United States Senators Elizabeth Warren and Sheldon Whitehouse asked the Department of Justice (DOJ) to hold former FTX CEO Sam-Bankman Fried and any complicit FTX executives personally accountable for wrongdoing following the cryptocurrency exchange’s swift collapse.
In early November, FTX, one of the world’s-largest crypto platforms, announced that it and more than 130 additional affiliated companies had filed for bankruptcy.
The DOJ should act on the lawmakers’ request, according to Lisa McCormick, a progressive Democrat who has advocated stronger cryptocurrency regulation.
“The Biden administration must establish clear rules for the growing cryptocurrency industry to protect consumers,” said McCormick about a year ago. “If digital currency can’t be stopped, then it must be regulated so a responsible regulatory mechanism should be put in place.”
“Given the department’s commitment to holding perpetrators of white-collar crime personally accountable, we expect DOJ to investigate the actions leading to the collapse of FTX with the utmost scrutiny,” wrote the senators in a letter addressed to Attorney General Merrick Garland.

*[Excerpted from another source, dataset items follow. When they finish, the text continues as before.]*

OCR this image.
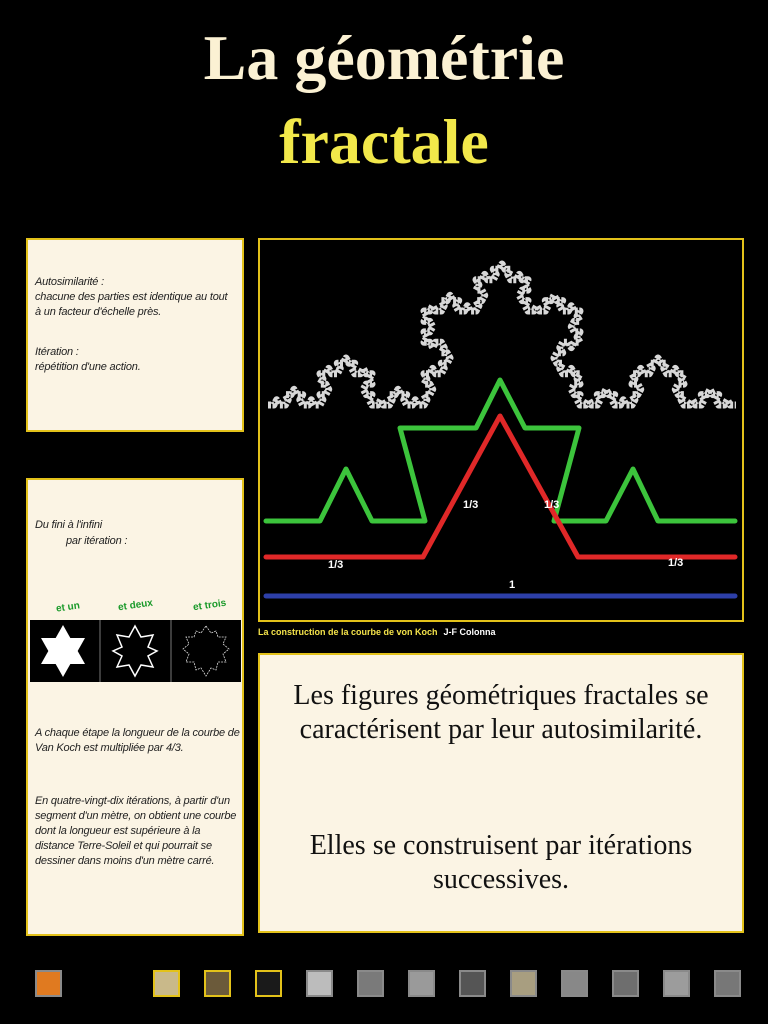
La géométrie
fractale
Autosimilarité :
chacune des parties est identique au tout à un facteur d'échelle près.
Itération :
répétition d'une action.
Du fini à l'infini
par itération :
et un	et deux	et trois
A chaque étape la longueur de la courbe de Van Koch est multipliée par 4/3.
En quatre-vingt-dix itérations, à partir d'un segment d'un mètre, on obtient une courbe dont la longueur est supérieure à la distance Terre-Soleil et qui pourrait se dessiner dans moins d'un mètre carré.
1/3
1/3	1/3
1/3
1
La construction de la courbe de von Koch J-F Colonna
Les figures géométriques fractales se caractérisent par leur autosimilarité.
Elles se construisent par itérations successives.
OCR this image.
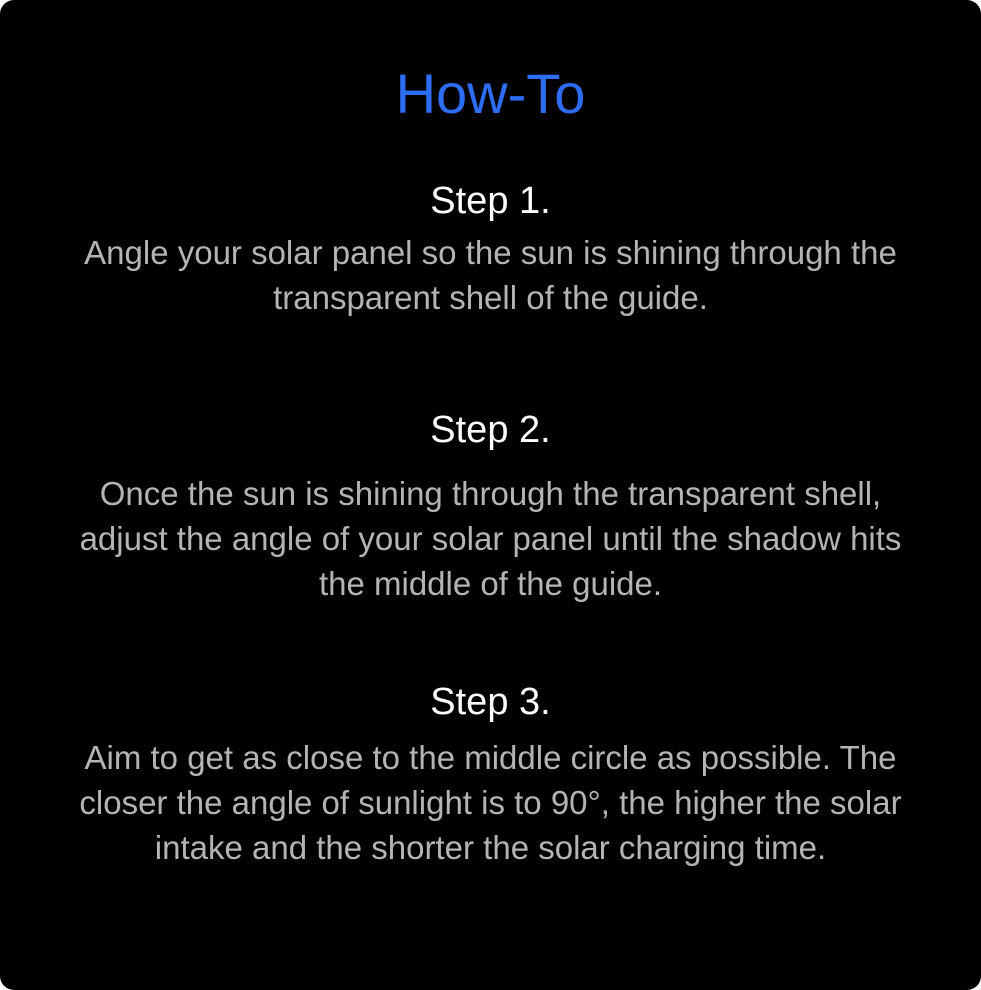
How-To
Step 1.

Angle your solar panel so the sun is shining through the transparent shell of the guide.

Step 2.

Once the sun is shining through the transparent shell, adjust the angle of your solar panel until the shadow hits the middle of the guide.

Step 3.

Aim to get as close to the middle circle as possible. The closer the angle of sunlight is to 90°, the higher the solar intake and the shorter the solar charging time.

This collapse has left hundreds of thousands of retail investors unable to access their funds and triggered a contagion across the industry. New and devastating details about FTX’s operations continue to emerge, including disturbing allegations of fraud and illicit behavior by FTX executives.
John Jay Ray, FTX’s new CEO who previously managed Enron’s bankruptcy, stated that he has never seen “such a complete failure of corporate control.”
“Nobody could have foreseen the collapse of cryptocurrency exchange FTX, unless they had one or more of our ordinary five senses,” said McCormick after the collapse. “After all, cryptocurrency is backed by the full faith and credit of absolutely nothing.”
“The fall of FTX was not simply a result of sloppy business and management practices, but rather appears to have been caused by intentional and fraudulent tactics employed by Mr. Bankman-Fried and other FTX executives to enrich themselves,” wrote Warren and Whitehouse. “In fact, Mr. Bankman-Fried had already revealed his true interests of self-enrichment last year when he siphoned $300 million to his own wallet, an investment that was intended to ‘help grow (FTX), improve user experience and allow it to engage more with regulators.’”
Amid the breakdown, troubling allegations surfaced that Sam Bankman-Fried built a backdoor into FTX’s accounting processes that allowed him to secretly move billions of FTX customer funds out of FTX and into his trading firm, Alameda Research.
There have also been reports that Bankman-Fried misled customers about the safety of their funds, and that FTX executives did not have appropriate records and security controls in place to track customer funds.
“As this situation unfolds, new facts will undoubtedly shed new light on how Bankman-Fried and his associates’ deception has harmed FTX’s customers, and customers of any company that was exposed to the contagion – and may reveal that the problems with the crypto industry extend well beyond FTX,” wrote Warren and Whitehouse.
The lawmakers point to DOJ’s recent commitment to “(hold) individuals accountable for white-collar crime, as opposed to only levying fines on companies” and “to increase its focus on the flesh-and-blood victims of white-collar wrongdoing.”